I've been up McEwen many times. They had the college finals there a few months ago. Kids 1/3 my age were installing XTR rear deraliurs and cassettes on for it.
Then there is the last 1000' at the top of Mt.Diablo that
would still be a killer if it were the first 1000'.

Officially 22% for 1.2km (Trees Road, Tallebudgera, Queensland). Unofficially there were some that were steeper in Brisbane's 10 hills ride a few years ago. I'm told some of them were 30-35%! :eek:

This is the steepest I have ridden.
http://www.multimap.com/map/browse.cgi?X=558000&Y=101000&width=500&height=300&client=public&gride=&gridn=&keepicon=true&coordsys=gb&addr1=&addr2=&addr3=&pc=&advanced=&scale=25000&up.x=18&up.y=5

It is much steeper than any alpine road Ive ever seen, just goes straight up. I was busting a gut with 28/28, and going down is pretty frightening.
There is a town in New Zealand with a grid road structure, just planted down into a steep vally by some civil servant working in London. The roads go straight up the vally sides at horricious gradients.

MichaelW, that Might be Dunedin where the wrold's steepest street is. (Baldwin St)

Brendon

1 in 2, but only for a few yards.

Originally posted by NZLcyclist
MichaelW, that Might be Dunedin where the wrold's steepest street is. (Baldwin St)

I've heard about that.
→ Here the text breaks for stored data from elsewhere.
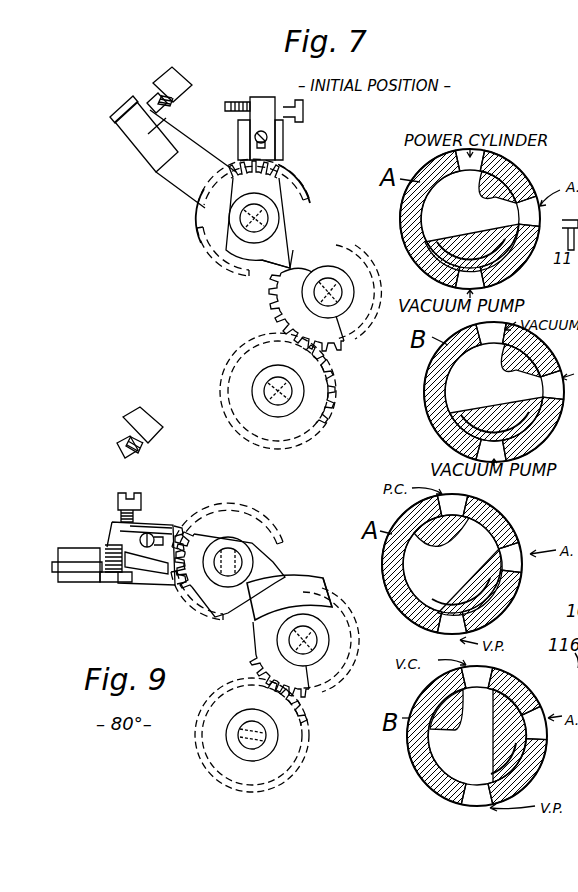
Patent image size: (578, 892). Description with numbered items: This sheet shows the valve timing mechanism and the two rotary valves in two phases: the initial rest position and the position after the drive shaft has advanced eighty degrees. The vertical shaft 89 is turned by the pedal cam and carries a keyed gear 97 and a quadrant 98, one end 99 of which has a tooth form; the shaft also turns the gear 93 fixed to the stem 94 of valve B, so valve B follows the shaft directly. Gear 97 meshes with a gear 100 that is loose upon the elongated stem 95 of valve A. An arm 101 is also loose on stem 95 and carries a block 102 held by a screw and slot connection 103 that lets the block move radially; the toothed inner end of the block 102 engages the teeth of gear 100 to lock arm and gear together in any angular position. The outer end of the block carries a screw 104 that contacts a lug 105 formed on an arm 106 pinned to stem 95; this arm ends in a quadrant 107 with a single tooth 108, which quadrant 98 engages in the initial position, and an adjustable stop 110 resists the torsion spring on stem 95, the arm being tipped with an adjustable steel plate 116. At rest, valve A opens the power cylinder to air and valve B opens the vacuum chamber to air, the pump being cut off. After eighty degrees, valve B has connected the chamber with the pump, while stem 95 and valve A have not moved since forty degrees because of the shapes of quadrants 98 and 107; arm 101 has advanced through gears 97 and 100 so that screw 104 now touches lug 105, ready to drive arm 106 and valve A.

In FIG. 7, the adjustable stop 110 is at (160, 90).
In FIG. 9, the adjustable stop 110 is at (124, 430).
In FIG. 7, the adjustable steel plate 116 is at (116, 112).
In FIG. 9, the adjustable steel plate 116 is at (57, 562).
In FIG. 7, the block 102 is at (257, 96).
In FIG. 9, the block 102 is at (150, 535).
In FIG. 7, the screw 104 is at (240, 105).
In FIG. 9, the screw 104 is at (118, 501).
In FIG. 7, the screw and slot connection 103 is at (277, 130).
In FIG. 9, the screw and slot connection 103 is at (150, 535).
In FIG. 7, the arm 101 is at (268, 162).
In FIG. 9, the arm 101 is at (157, 538).
In FIG. 7, the lug 105 is at (150, 163).
In FIG. 9, the lug 105 is at (115, 584).
In FIG. 7, the arm 106 is at (180, 180).
In FIG. 9, the arm 106 is at (163, 582).
In FIG. 7, the gear 100 is at (226, 214).
In FIG. 9, the gear 100 is at (240, 514).
In FIG. 7, the quadrant 107 is at (238, 258).
In FIG. 9, the quadrant 107 is at (236, 613).
In FIG. 7, the stem 95 is at (262, 210).
In FIG. 9, the stem 95 is at (238, 556).
In FIG. 7, the tooth 108 is at (292, 262).
In FIG. 9, the tooth 108 is at (283, 580).
In FIG. 7, the shaft 89 is at (325, 296).
In FIG. 9, the shaft 89 is at (318, 640).
In FIG. 7, the tooth-form end 99 is at (275, 285).
In FIG. 9, the tooth-form end 99 is at (333, 583).
In FIG. 7, the quadrant 98 is at (268, 307).
In FIG. 9, the quadrant 98 is at (258, 620).
In FIG. 7, the gear 97 is at (348, 337).
In FIG. 9, the gear 97 is at (336, 673).
In FIG. 7, the gear 93 is at (232, 386).
In FIG. 9, the gear 93 is at (283, 770).
In FIG. 7, the stem 94 is at (290, 393).
In FIG. 9, the stem 94 is at (262, 743).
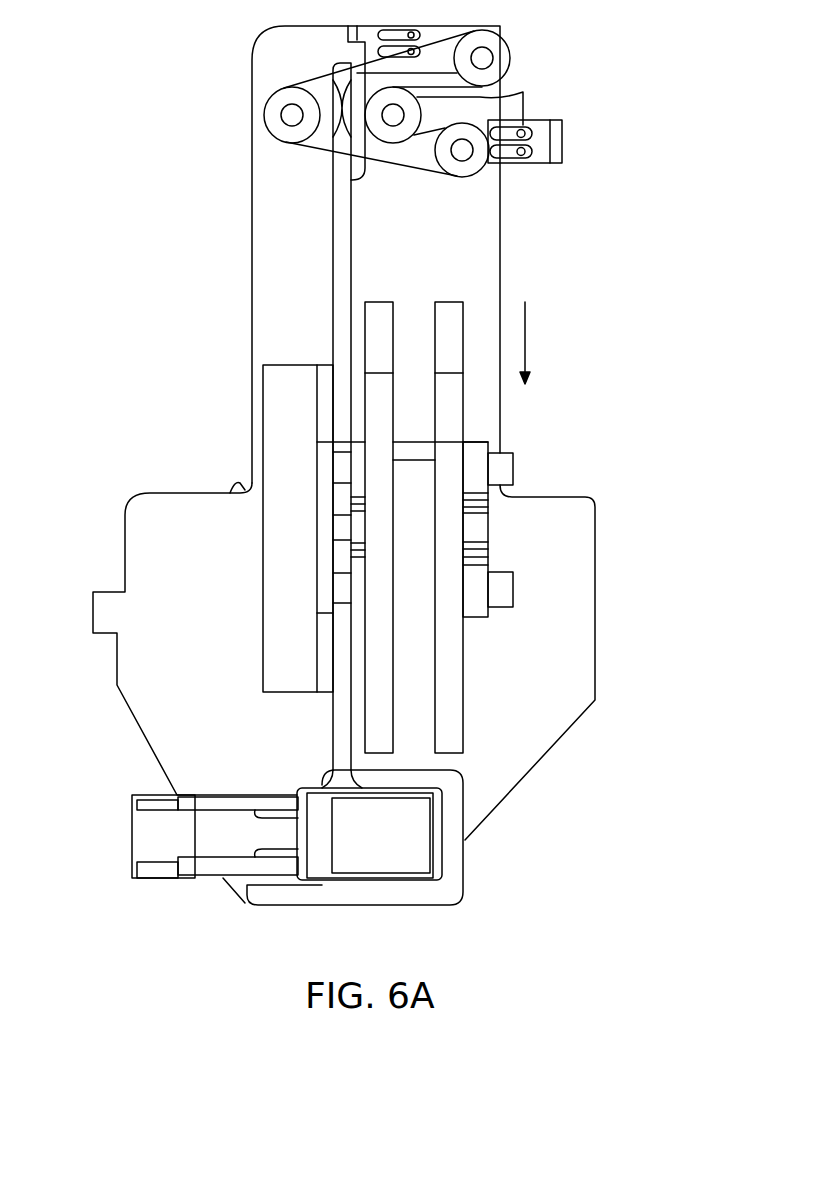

It's one of my ambitions to test myself on that street when I eventually get around to touring in New Zealand. Isn't the gradient of that 45% or something?

Mmm, I rode up a 21% gradient at a time trial meet last year, damn lactic acid :(

Originally posted by George
The famous Fargo Street Hill Climb takes place every March here.

Yes, I have heard about that event from one of its veterans, Jim Baross.

When I lived in Los Angeles, my friend's 19% driveway in Benedict Canyon was the steepest short-distance climb I ever tackled. The longest, toughest climb was probably Tuna Canyon (Malibu hills, just north of Topanga), which is about 3.5 miles / 6km, with an average grade of about 12%.

My steepest climb was about 1 mile long with a gradient of 25%. I did it once , and I'll never do it again!

Mine has been Hogpen Gap on the Six Gap Century.
http://www.dahlonega.org/sixgapcentury/

This is what is on the website
"The toughest climb is Hogpen Gap. The Hogpen Gap climb averages 7% for 7 miles, with sections as steep as 15%."

That was Plenty for me!! But I will probably do it again this Year.
:D :cry:

I think I'm confused about the formula for calculating a grade percentage. I had thought it might be altitude gained divided by distance travelled, but that can't be right because if you travel 1 mile and climb 1 mile in altitude that would be a 45% climb, but the math I used wouldn't come out that way.

So, if you know how far you traveled and how high you climbed, what is the correct formula?

Bob

I had always thought that a flat plane was 0% grade, a 90 degree wall (straight up & down) for example, would theoretically be 100% grade. A 45 degree hill would be 50% grade, and a 22 1/2 degree hill would be 25% grade. Does that make sense?
The Fargo Street Hill climb which I mentioned earlier, is 30% grade, & a quarter mile long.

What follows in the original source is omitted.